Shropshire maternity scandal: Report to be published as families await answers
The families of babies who died or who were left seriously disabled due to catastrophic mistakes at Shropshire's major hospitals are to receive the final report of an independent inquiry.
A major review into Shrewsbury and Telford Hospital NHS Trust (SaTH), led by maternity expert Donna Ockenden, is due to be publish its findings on Wednesday, with implications for the whole of NHS maternity care.
Ms Ockenden's team has examined 1,862 cases, mainly covering 2000-2019, making it the largest inquiry into a single service in the history of the NHS.
The trust is currently ranked as inadequate by regulators and is in special measures.
The Rev Charlotte Cheshire, 44, from Newport, says her son Adam, now 11, looked unwell after his birth in 2011 but her concerns were dismissed by staff at the trust.
When it was finally discovered that he had Group B Strep infection, he was rushed to intensive care where he stayed for almost a month.
Ms Cheshire, who is suing the trust, says her son has been left with multiple, severe health problems and should have received treatment much earlier.

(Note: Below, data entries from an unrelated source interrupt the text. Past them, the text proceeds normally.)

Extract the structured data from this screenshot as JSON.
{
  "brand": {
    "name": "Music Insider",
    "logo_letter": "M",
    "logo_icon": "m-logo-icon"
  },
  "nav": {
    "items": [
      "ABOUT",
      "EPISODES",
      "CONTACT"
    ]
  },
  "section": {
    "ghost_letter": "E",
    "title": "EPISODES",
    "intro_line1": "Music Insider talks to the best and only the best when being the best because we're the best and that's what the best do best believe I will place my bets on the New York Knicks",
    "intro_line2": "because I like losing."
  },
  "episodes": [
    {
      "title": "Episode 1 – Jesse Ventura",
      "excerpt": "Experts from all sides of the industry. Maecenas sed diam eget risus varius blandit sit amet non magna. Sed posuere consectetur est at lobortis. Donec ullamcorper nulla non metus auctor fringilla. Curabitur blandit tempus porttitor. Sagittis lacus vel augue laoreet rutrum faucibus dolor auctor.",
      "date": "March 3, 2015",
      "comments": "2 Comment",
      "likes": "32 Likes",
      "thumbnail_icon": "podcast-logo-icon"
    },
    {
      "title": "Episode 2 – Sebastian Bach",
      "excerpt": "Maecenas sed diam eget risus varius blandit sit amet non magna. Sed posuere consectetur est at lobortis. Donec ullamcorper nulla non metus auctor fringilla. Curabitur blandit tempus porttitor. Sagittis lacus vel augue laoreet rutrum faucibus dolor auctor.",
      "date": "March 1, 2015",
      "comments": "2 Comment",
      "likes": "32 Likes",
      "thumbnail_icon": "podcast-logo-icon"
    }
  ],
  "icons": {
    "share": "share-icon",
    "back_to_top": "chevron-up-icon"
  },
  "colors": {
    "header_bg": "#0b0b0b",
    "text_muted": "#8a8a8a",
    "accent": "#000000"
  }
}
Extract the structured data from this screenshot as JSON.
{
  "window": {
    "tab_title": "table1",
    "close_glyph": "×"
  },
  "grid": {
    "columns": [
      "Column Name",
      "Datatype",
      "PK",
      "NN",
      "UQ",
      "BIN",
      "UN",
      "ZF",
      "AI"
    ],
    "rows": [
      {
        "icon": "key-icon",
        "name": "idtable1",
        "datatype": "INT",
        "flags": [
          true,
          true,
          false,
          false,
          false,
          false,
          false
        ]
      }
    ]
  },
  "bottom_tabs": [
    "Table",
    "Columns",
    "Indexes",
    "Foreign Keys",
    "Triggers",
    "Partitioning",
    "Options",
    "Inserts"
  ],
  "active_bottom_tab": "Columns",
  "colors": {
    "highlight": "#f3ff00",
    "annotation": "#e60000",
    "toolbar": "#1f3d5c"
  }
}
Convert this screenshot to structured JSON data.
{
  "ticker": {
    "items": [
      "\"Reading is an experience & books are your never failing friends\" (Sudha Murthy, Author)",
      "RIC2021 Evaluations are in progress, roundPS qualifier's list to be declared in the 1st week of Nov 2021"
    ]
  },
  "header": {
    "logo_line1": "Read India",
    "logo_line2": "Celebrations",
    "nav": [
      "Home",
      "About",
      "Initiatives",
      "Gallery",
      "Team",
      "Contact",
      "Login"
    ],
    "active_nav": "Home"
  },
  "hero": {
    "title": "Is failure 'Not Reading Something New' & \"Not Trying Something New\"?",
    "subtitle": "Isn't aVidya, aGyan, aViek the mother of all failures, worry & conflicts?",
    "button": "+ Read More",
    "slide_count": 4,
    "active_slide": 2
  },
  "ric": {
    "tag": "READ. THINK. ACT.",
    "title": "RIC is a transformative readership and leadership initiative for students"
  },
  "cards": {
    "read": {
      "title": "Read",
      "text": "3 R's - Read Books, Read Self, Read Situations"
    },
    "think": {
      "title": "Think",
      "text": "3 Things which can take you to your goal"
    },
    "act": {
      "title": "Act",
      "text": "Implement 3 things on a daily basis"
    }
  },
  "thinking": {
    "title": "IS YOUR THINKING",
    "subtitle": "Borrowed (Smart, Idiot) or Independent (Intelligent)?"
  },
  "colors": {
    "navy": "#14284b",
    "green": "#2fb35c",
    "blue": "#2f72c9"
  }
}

She said: "What I'm ultimately hoping is that all of the families get some answers.
"And then, in our individual cases, about how it's possible for there to be such systemic failings over so many years, with seemingly either no-one noticing them, or potentially them being covered up.
"So I'm hoping first of all for answers, but secondly, I'm hoping, as a result of Ockenden, there are genuine learnings.
"Not the sort of, 'Oh, we'll learn and get back to you', but genuine learnings to improve maternity safety - primarily first of all at Shrewsbury and Telford, but secondly across the country as a whole.
"I don't want any other family to have to go through what we've gone through."
An interim report from the inquiry, published in December 2020 and covering 250 reviews, found a string of failings over two decades.
It concluded there was an unwillingness by Shrewsbury and Telford Hospital NHS Trust to learn lessons from its own inadequate investigations, leading to babies being born stillborn, dying shortly after birth or being left severely brain damaged.
Several mothers also died due to apparent failings of care.
Ms Ockenden's team of investigators found some families were wrongly blamed when their babies died, were locked out of inquiries into what happened, and were treated without compassion and kindness.
She also noted the trust pursued a strategy of keeping Caesarean section rates low, despite the fact this led to poor care and severe consequences for some families.
In the interim report, Ms Ockenden noted that for around 20 years the Caesarean section rate at the trust was consistently eight per cent to 12 per cent below the English average – something that was held up regionally and nationally as a good thing.
The review team were left with the clear impression "there was a culture" within the trust to keep Caesarean section rates low, because this was perceived as the essence of good maternity care, the study said.
The NHS is reported to have already paid millions of pounds in clinical negligence claims against the trust.